Matt Eyles, president and CEO of America’s Health Insurance plans, told reporters in late June that insured consumers can already comparison-shop for doctors. About 90% of covered patients, he added, have access to systems that can estimate their out-of-pocket costs.
“We share the administration’s commitment to ... better information,” he said. “However, multiple experts, including the Federal Trade Commission, agree that disclosing privately negotiated rates will make it harder to bargain for lower rates, creating a floor, not a ceiling, for prices that hospitals would accept.”

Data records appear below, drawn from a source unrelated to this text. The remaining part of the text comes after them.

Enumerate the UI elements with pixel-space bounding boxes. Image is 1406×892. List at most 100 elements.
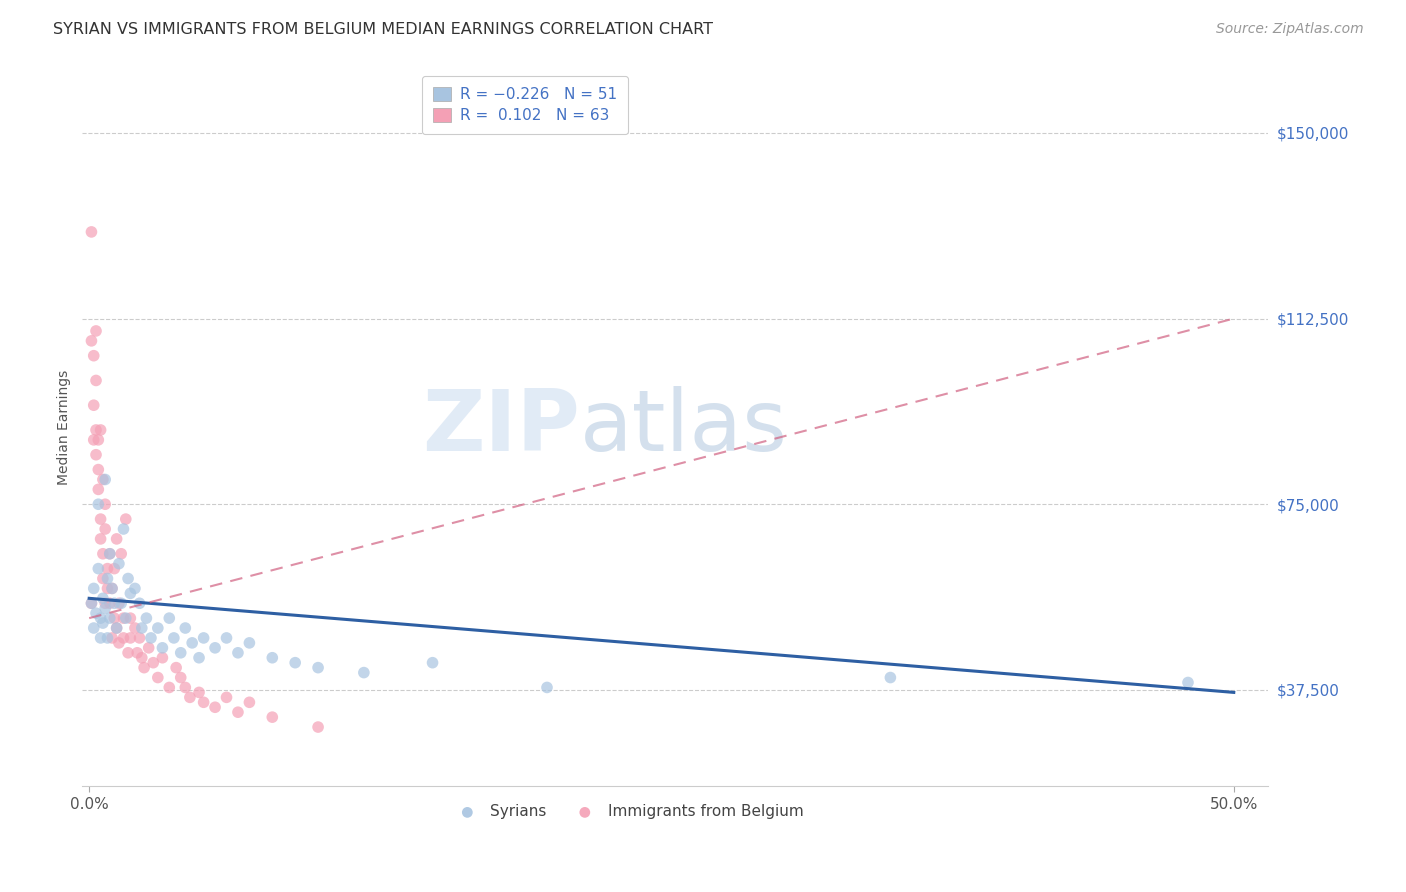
Point: [170, 671, 193, 685]
Point: [284, 656, 307, 670]
Point: [174, 681, 197, 695]
Point: [165, 660, 187, 674]
Point: [90, 512, 112, 526]
Point: [105, 532, 128, 546]
Point: [83, 433, 105, 447]
Point: [215, 690, 238, 705]
Point: [179, 690, 201, 705]
Point: [112, 522, 135, 536]
Point: [142, 656, 165, 670]
Point: [307, 660, 329, 674]
Point: [84, 324, 107, 338]
Point: [422, 656, 444, 670]
Point: [91, 572, 114, 586]
Point: [157, 611, 180, 625]
Point: [90, 532, 112, 546]
Point: [135, 611, 157, 625]
Point: [114, 611, 136, 625]
Point: [94, 522, 117, 536]
Point: [124, 582, 146, 596]
Point: [157, 681, 180, 695]
Point: [238, 636, 260, 650]
Point: [204, 640, 226, 655]
Point: [193, 631, 215, 645]
Point: [91, 616, 114, 631]
Point: [879, 671, 901, 685]
Point: [94, 596, 117, 610]
Point: [188, 650, 211, 665]
Point: [94, 601, 117, 615]
Point: [110, 596, 132, 610]
Point: [128, 596, 150, 610]
Point: [131, 650, 153, 665]
Point: [262, 650, 284, 665]
Point: [215, 631, 238, 645]
Point: [80, 596, 103, 610]
Point: [536, 681, 558, 695]
Point: [146, 621, 169, 635]
Point: [84, 606, 107, 620]
Point: [96, 561, 118, 575]
Y-axis label: Median Earnings: Median Earnings: [58, 370, 72, 485]
Text: Source: ZipAtlas.com: Source: ZipAtlas.com: [1216, 22, 1364, 37]
Point: [152, 640, 174, 655]
Point: [152, 650, 174, 665]
Point: [204, 700, 226, 714]
Point: [98, 547, 121, 561]
Point: [188, 685, 211, 699]
Point: [91, 473, 114, 487]
Point: [96, 631, 118, 645]
Point: [128, 631, 150, 645]
Point: [103, 611, 125, 625]
Point: [80, 225, 103, 239]
Point: [103, 596, 125, 610]
Point: [110, 547, 132, 561]
Point: [174, 621, 197, 635]
Point: [83, 398, 105, 412]
Point: [105, 621, 128, 635]
Point: [114, 512, 136, 526]
Point: [139, 631, 162, 645]
Point: [108, 596, 131, 610]
Legend: Syrians, Immigrants from Belgium: Syrians, Immigrants from Belgium: [446, 798, 810, 825]
Point: [181, 636, 204, 650]
Point: [112, 631, 135, 645]
Point: [117, 572, 139, 586]
Point: [90, 631, 112, 645]
Point: [120, 586, 142, 600]
Point: [90, 611, 112, 625]
Point: [132, 660, 155, 674]
Point: [84, 374, 107, 388]
Point: [226, 705, 249, 719]
Point: [98, 547, 121, 561]
Point: [105, 621, 128, 635]
Point: [87, 433, 110, 447]
Point: [98, 596, 121, 610]
Point: [101, 582, 124, 596]
Point: [146, 671, 169, 685]
Point: [163, 631, 186, 645]
Point: [117, 646, 139, 660]
Point: [80, 596, 103, 610]
Point: [103, 561, 125, 575]
Point: [238, 695, 260, 709]
Point: [91, 547, 114, 561]
Point: [112, 611, 135, 625]
Point: [353, 665, 375, 680]
Point: [87, 497, 110, 511]
Point: [80, 334, 103, 348]
Point: [87, 561, 110, 575]
Text: atlas: atlas: [581, 386, 789, 469]
Point: [87, 483, 110, 497]
Point: [262, 710, 284, 724]
Point: [193, 695, 215, 709]
Point: [108, 557, 131, 571]
Point: [1177, 675, 1199, 690]
Point: [131, 621, 153, 635]
Point: [84, 423, 107, 437]
Point: [138, 640, 160, 655]
Text: SYRIAN VS IMMIGRANTS FROM BELGIUM MEDIAN EARNINGS CORRELATION CHART: SYRIAN VS IMMIGRANTS FROM BELGIUM MEDIAN…: [53, 22, 713, 37]
Text: ZIP: ZIP: [423, 386, 581, 469]
Point: [98, 611, 121, 625]
Point: [84, 448, 107, 462]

The University of Arkansas for Medical Sciences says it supports transparency, but not the pending 2020 rules. “There are details in the proposed rules that may not accomplish what is intended,” said Amanda George, vice chancellor for finance and CFO of the hospital and medical school. “We are hopeful CMS will consider the comments it receives from providers and will revise the rules so that a better solution is obtained.” Other Little Rock hospitals held similar positions, or chose to let the hospital association speak for them.
Ryall said health insurers would be more logical keepers of an online price clearinghouse. “Finding some way to convene the payers and a format where patients could search for copays and deductibles would be a better plan,” he said. “This proposal means hospitals have to research that information, which we’re not privy to in a lot of cases. It’s the insurer that has all that information.”
Ryall said the Arkansas Hospital Association planned to submit its comments to the government at the end of last week, “noting our objections and noting that there are other ways to get at the information they want, ways that would be far better than just posting charges and prices.”